Short-term Caching

keras_gym.caching.MonteCarloCache
keras_gym.caching.NStepCache A convenient helper class for n-step bootstrapping.
class keras_gym.caching.MonteCarloCache(env, gamma)[source]
add(self, s, a, r, done)[source]

Add a transition to the experience cache.

Parameters:
s : state observation

A single state observation.

a : action

A single action.

r : float

A single observed reward.

done : bool

Whether the episode has finished.

flush(self)[source]

Flush all transitions from the cache.

Returns:
S, A, G : tuple of arrays

The returned tuple represents a batch of preprocessed transitions:

(S, A, G)

pop(self)[source]

Pop a single transition from the cache.

Returns:
S, A, G : tuple of arrays, batch_size=1

The returned tuple represents a batch of preprocessed transitions:

(S, A, G)

reset(self)[source]

Reset the cache to the initial state.

class keras_gym.caching.NStepCache(env, n, gamma)[source]

A convenient helper class for n-step bootstrapping.

Parameters:
env : gym environment

The main gym environment.

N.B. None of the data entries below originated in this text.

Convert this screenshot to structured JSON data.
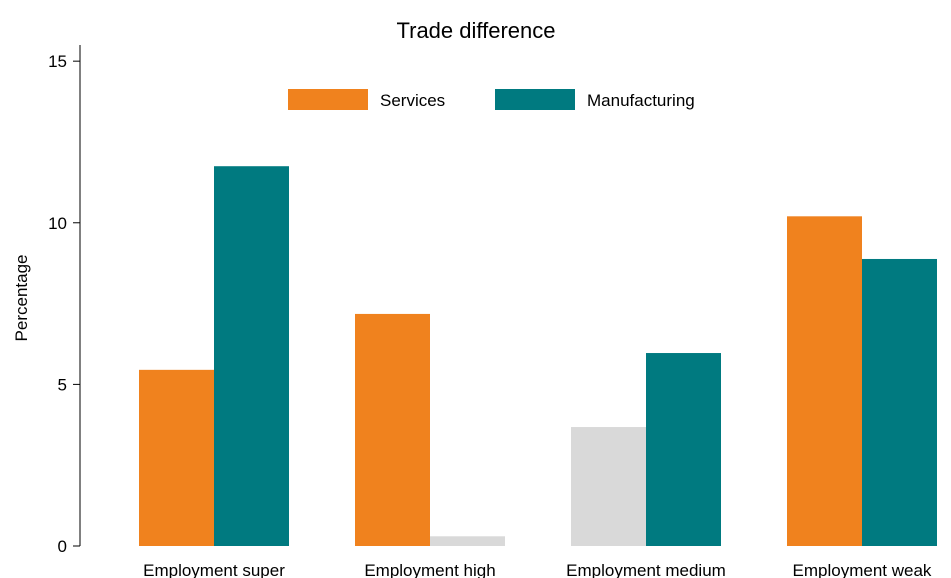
{
  "chart_data": {
    "type": "bar",
    "title": "Trade difference",
    "ylabel": "Percentage",
    "xlabel": "",
    "ylim": [
      0,
      15.5
    ],
    "yticks": [
      0,
      5,
      10,
      15
    ],
    "grid": false,
    "legend_position": "top-center",
    "categories": [
      "Employment super",
      "Employment high",
      "Employment medium",
      "Employment weak"
    ],
    "series": [
      {
        "name": "Services",
        "color": "#F0821E",
        "values": [
          5.45,
          7.18,
          3.68,
          10.2
        ],
        "bar_colors": [
          "#F0821E",
          "#F0821E",
          "#D9D9D9",
          "#F0821E"
        ]
      },
      {
        "name": "Manufacturing",
        "color": "#007A80",
        "values": [
          11.75,
          0.3,
          5.97,
          8.88
        ],
        "bar_colors": [
          "#007A80",
          "#D9D9D9",
          "#007A80",
          "#007A80"
        ]
      }
    ]
  }
}
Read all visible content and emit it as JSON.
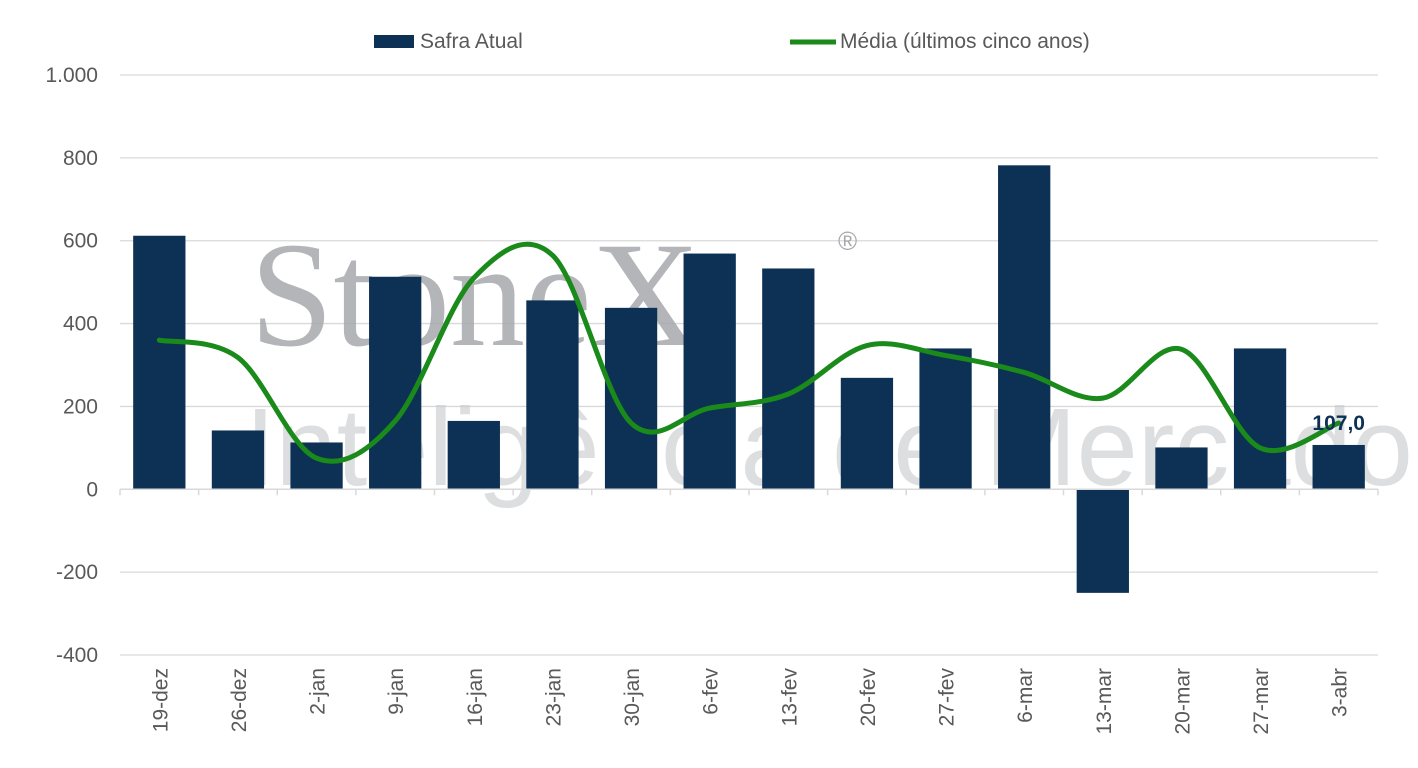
{
  "chart_data": {
    "type": "bar",
    "categories": [
      "19-dez",
      "26-dez",
      "2-jan",
      "9-jan",
      "16-jan",
      "23-jan",
      "30-jan",
      "6-fev",
      "13-fev",
      "20-fev",
      "27-fev",
      "6-mar",
      "13-mar",
      "20-mar",
      "27-mar",
      "3-abr"
    ],
    "series": [
      {
        "name": "Safra Atual",
        "type": "bar",
        "color": "#0d3154",
        "values": [
          612,
          142,
          113,
          513,
          165,
          456,
          438,
          569,
          533,
          269,
          340,
          782,
          -250,
          101,
          340,
          107
        ]
      },
      {
        "name": "Média (últimos cinco anos)",
        "type": "line",
        "smooth": true,
        "color": "#1a8a1a",
        "values": [
          360,
          318,
          75,
          165,
          510,
          565,
          160,
          196,
          230,
          347,
          323,
          282,
          220,
          338,
          100,
          160
        ]
      }
    ],
    "data_labels": [
      {
        "category": "3-abr",
        "series": "Safra Atual",
        "text": "107,0"
      }
    ],
    "ylim": [
      -400,
      1000
    ],
    "yticks": [
      -400,
      -200,
      0,
      200,
      400,
      600,
      800,
      1000
    ],
    "ytick_labels": [
      "-400",
      "-200",
      "0",
      "200",
      "400",
      "600",
      "800",
      "1.000"
    ],
    "grid": true,
    "legend_position": "top",
    "title": "",
    "xlabel": "",
    "ylabel": ""
  },
  "watermark": {
    "brand": "StoneX",
    "registered_mark": "®",
    "tagline": "Inteligência de Mercado"
  }
}
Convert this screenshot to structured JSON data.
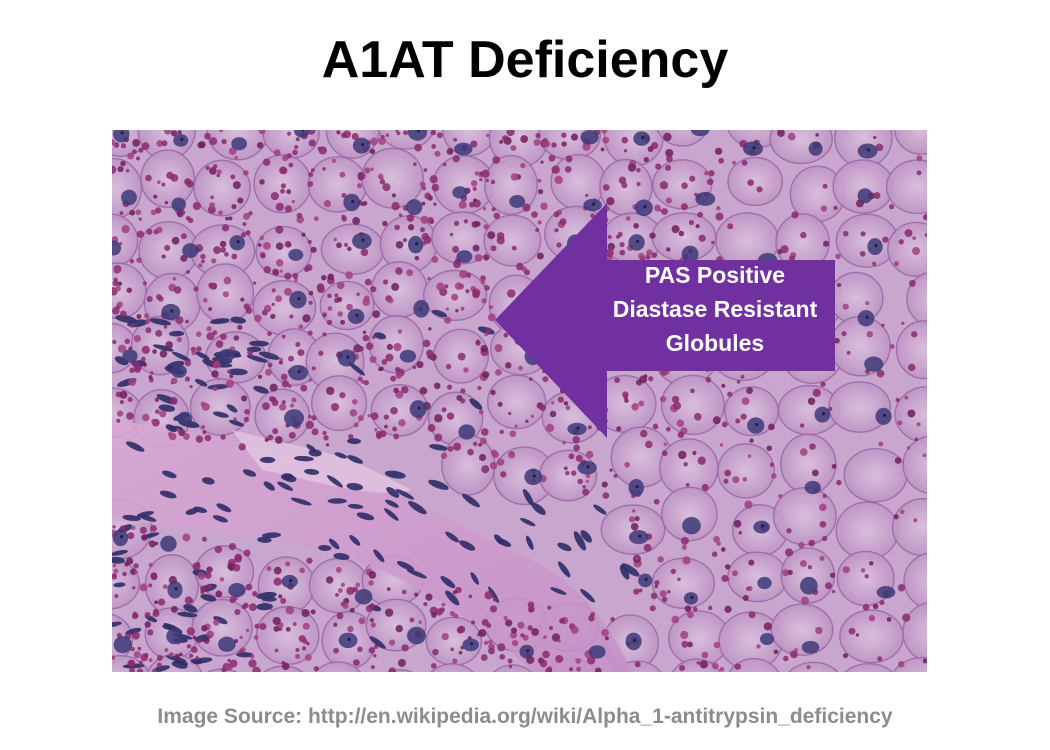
{
  "slide": {
    "title": "A1AT Deficiency",
    "callout": {
      "lines": [
        "PAS Positive",
        "Diastase Resistant",
        "Globules"
      ],
      "color": "#7030a0",
      "text_color": "#ffffff"
    },
    "source": "Image Source: http://en.wikipedia.org/wiki/Alpha_1-antitrypsin_deficiency",
    "colors": {
      "title": "#000000",
      "source_text": "#8c8c8c",
      "stain_background": "#c7a3cc",
      "nuclei": "#3d3a78",
      "globules": "#8a2a6e"
    }
  }
}
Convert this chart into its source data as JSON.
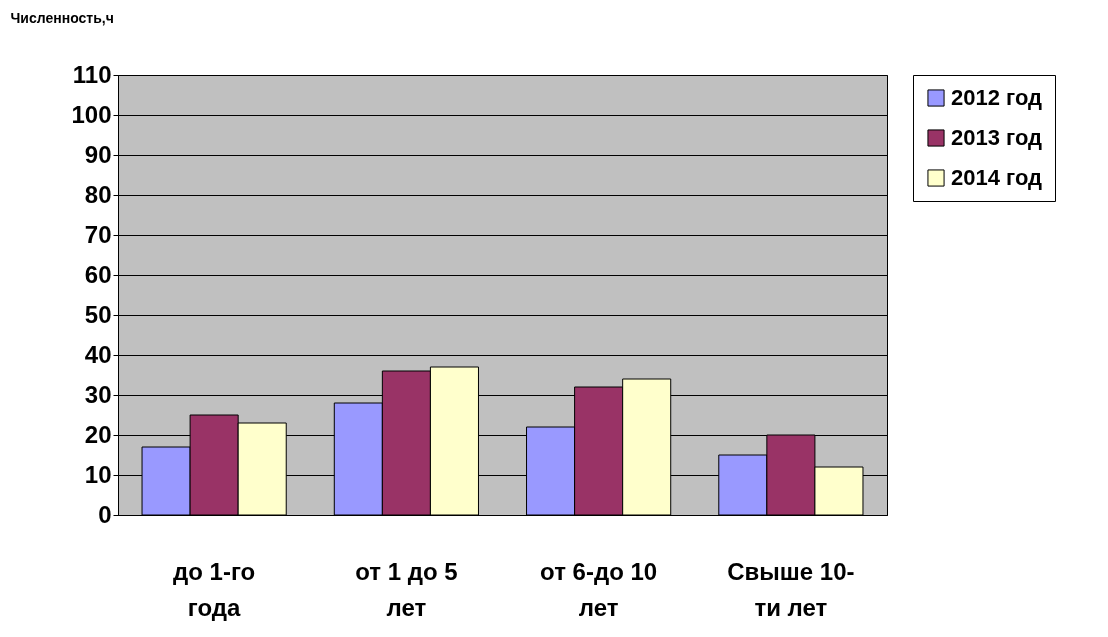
{
  "chart_data": {
    "type": "bar",
    "ylabel": "Численность,ч",
    "categories": [
      "до 1-го\nгода",
      "от 1 до 5\nлет",
      "от 6-до 10\nлет",
      "Свыше 10-\nти лет"
    ],
    "series": [
      {
        "name": "2012 год",
        "color": "#9999ff",
        "values": [
          17,
          28,
          22,
          15
        ]
      },
      {
        "name": "2013 год",
        "color": "#993366",
        "values": [
          25,
          36,
          32,
          20
        ]
      },
      {
        "name": "2014 год",
        "color": "#ffffcc",
        "values": [
          23,
          37,
          34,
          12
        ]
      }
    ],
    "ylim": [
      0,
      110
    ],
    "yticks": [
      0,
      10,
      20,
      30,
      40,
      50,
      60,
      70,
      80,
      90,
      100,
      110
    ],
    "grid": "y",
    "legend": "right"
  }
}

This is needed to determine num_actions.

n : positive int

The number of steps over which to bootstrap.

gamma : float between 0 and 1

The amount by which to discount future rewards.

add(self, s, a, r, done)[source]

Add a transition to the experience cache.

Parameters:
s : state observation

A single state observation.

a : action

A single action.

r : float

A single observed reward.

done : bool

Whether the episode has finished.

flush(self)[source]

Flush all transitions from the cache.

Returns:
S, A, Rn, In, S_next, A_next : tuple of arrays

The returned tuple represents a batch of preprocessed transitions:

(S, A, Rn, In, S_next, A_next)

These are typically used for bootstrapped updates, e.g. minimizing the bootstrapped MSE:

\[\left( R^{(n)}_t + I^{(n)}_t\,Q(S_{t+n},A_{t+n}) - Q(S_t,A_t) \right)^2\]
pop(self)[source]

Pop a single transition from the cache.

Returns:
S, A, Rn, In, S_next, A_next : tuple of arrays, batch_size=1

The returned tuple represents a batch of preprocessed transitions:

(S, A, Rn, In, S_next, A_next)

These are typically used for bootstrapped updates, e.g. minimizing the bootstrapped MSE:

\[\left( R^{(n)}_t + I^{(n)}_t\,Q(S_{t+n},A_{t+n}) - Q(S_t,A_t) \right)^2\]
reset(self)[source]

Reset the cache to the initial state.